Springtime in East Troy

A short return visit to the once and future digs of Erik Buell & Co.

Erik Buell illustration
Erik BuellIllustration by Hector Cademartori

The winter of 2010 was the best of times and the worst of times, as our friend Dickens would say.

It was the best of times because I was celebrating my birthday by buying a new Buell Ulysses from a Harley dealership in Racine, Wisconsin. It was the worst of times because I'd just gotten word that Harley-Davidson was closing the Buell factory in East Troy, Wisconsin, about 60 miles east of my home.

Sad news. Buell was a big employer in the area, building charismatic bikes whose technical innovations and chassis design appealed to my own sense of logic and balance.

There was regional pride to consider. Wisconsin, after all, was a state where you could buy a cruiser (Harley), a sportbike (Buell), an aerobatic airplane (Citabria) or—until 2008—a new SUV or truck (Chevy), all built within an hour’s drive of your home. And then you could celebrate by drinking any of a dozen great local craft brews. This was how America was meant to be.

Adding to those 2010 winter woes was the big economic meltdown, making customers thin on the ground at most bike dealerships. But, ever the optimist, I forged ahead and bought the new Ulysses anyway. Barb and I drove to Racine in the middle of a blizzard to pick it up. On the way home, we swung by the Buell factory in East Troy, where a liquidation sale was in progress. Most of the tools and shop equipment were already gone, but I bought two swiveling office chairs for my own workshop and a plastic storage crate with “Property of Buell Motorcycle” stenciled on it.

I asked if Erik Buell was around and was told he’d rented a small space at the far end of one of the factory, where he was still doing work on customer racebikes. I went down and knocked on the door, but no one was there.

So. Four years later, the phone rings in my workshop while I'm assembling the swingarm on my 1974 Norton Commando. I wipe the smelly 140-weight hypoid oil off my hands, flop down in my chair, and pick up the phone. It's Editor Hoyer, asking if I could break my flimsy vows of retirement by paying a visit to the new, reborn EBR (Erik Buell Racing) factory in East Troy, talk to Erik, and see what's going on there.

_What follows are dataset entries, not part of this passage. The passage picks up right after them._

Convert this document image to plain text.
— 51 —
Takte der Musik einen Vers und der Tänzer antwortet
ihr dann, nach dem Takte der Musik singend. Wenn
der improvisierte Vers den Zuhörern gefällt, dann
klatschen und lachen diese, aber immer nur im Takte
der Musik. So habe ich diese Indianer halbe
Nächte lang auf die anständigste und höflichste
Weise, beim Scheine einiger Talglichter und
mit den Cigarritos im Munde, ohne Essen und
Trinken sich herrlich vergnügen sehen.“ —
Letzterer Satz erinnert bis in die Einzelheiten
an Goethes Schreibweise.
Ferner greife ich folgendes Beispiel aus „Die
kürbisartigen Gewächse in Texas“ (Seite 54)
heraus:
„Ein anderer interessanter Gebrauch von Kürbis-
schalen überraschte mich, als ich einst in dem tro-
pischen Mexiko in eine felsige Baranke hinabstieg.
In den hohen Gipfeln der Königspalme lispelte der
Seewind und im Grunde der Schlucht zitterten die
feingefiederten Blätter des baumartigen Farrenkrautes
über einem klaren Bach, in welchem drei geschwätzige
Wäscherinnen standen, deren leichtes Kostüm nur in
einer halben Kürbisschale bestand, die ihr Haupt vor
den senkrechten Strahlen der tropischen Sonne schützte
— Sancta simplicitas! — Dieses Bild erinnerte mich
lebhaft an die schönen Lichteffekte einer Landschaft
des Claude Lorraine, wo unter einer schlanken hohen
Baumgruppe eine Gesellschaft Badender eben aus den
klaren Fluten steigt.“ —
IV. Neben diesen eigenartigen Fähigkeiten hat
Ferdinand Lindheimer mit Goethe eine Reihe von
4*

“Funny you should ask,” I said. “I’m sitting here in a Buell office chair with a Buell Ulysses in front of me, looking at ‘Property of Buell Motorcycle’ stenciled on the end of a box on my storage shelf. You seem to have reached Buell Central.”

So I left on a snowy mid-March morning and headed for East Troy. I turned onto Buell Drive and pulled up in front of a familiar factory building, now leased to EBR rather than Harley-Davidson.

In the four years I'd been gone, of course, Erik had not been idle. He'd negotiated an end to his no-compete clause with Harley-Davidson, regrouped as EBR, redesigned the Rotax 1,125 V-twin into a potent 1,190 (with no common parts), built 100 of the beautiful—if expensive—1190RS racebikes, and gone racing with considerable success. (You simply must watch the YouTube footage of Danny Eslick dicing for second place in AMA Pro SuperBike at Homestead in 2012). And in the search for investors, he'd landed a heavy-hitter indeed: Hero MotoCorp of India, the largest motorcycle manufacturer in the world.

EBR began as an engineering consultant to Hero—designing the high-tech new Leap hybrid scooter for the company in record time—which led to Hero buying a 49 percent interest. The cash infusion allowed EBR to design and build the new 1190RX. EBR will also be taking on distribution of Hero motorcycles in the US and Canada, while helping to design the Indian company’s new models. Busy times.

What about new EBR models, I asked, noting there was a mysterious “AX” version in the works. Could the “A” possibly stand for “Adventure,” something along the lines of my Ulysses?

Erik laughed, and said, “We see ourselves as builders of _sport_bikes, and by ‘sport’ I mean anything that’s athletic, where your feet are underneath you.”

Seems those sporting plans are beginning to fill out the main factory building. EBR now employs 130 workers, with almost twice the engineering staff it had in the Harley days. In the main design and engineering offices and out on the metic­ulously clean assembly line floor things are crackling with activity. There’s no sign that Erik Buell’s energy and vision were ever a candle that temporarily flickered in the winds of commerce. Quite heartening and a far cry from the dark silent building I saw during the liquidation sale.

Now if we could just turn Erik Buell & Co. loose on GM. Maybe our Wisconsin Chevy plant in Janesville could reopen. We’ve still got the Harleys, the airplanes, the beer, and the sportbikes.